If the do something to let us down, they know that they outside won't be an option for them for a few days...this is not something they want.

They grow in competence every day, instead of being stripped away by a prescribed programme, this competence blooms, their individuality and personality shines through and it is simply awesome to witness.





I believe trust is key.  We must bring back programmes and approaches that allow us to show a high level of trust in children, and we must also trust ourselves.
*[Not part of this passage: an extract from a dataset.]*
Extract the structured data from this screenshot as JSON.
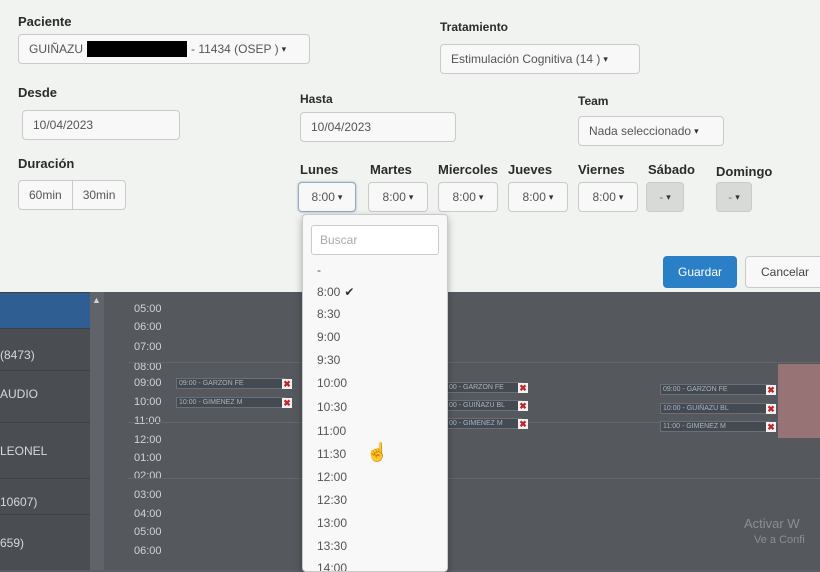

Rather than dangling carrots to encourage positive behaviour and manners, we need to build on the competence they enter school with, building on this competence will allow them to develop resilience, responsibility, independence and empathy...no dangling of carrots required.    Does this happen overnight, of course not...it takes time to allow children to develop back the competence that has been taken away.  It will take time, but it will be worth it.  Along with showing this trust, it takes a focus on empathy, kindness, citizenship and leadership.  It takes specific modeling and teaching of these things and approaches that encourage the process over product with a focus on dispositions rather than academic outcomes.


But ultimately we do this by showing trust.

As one of my lovely colleagues who is on her own play-based journey this year said..."it is about being confident enough to just let go."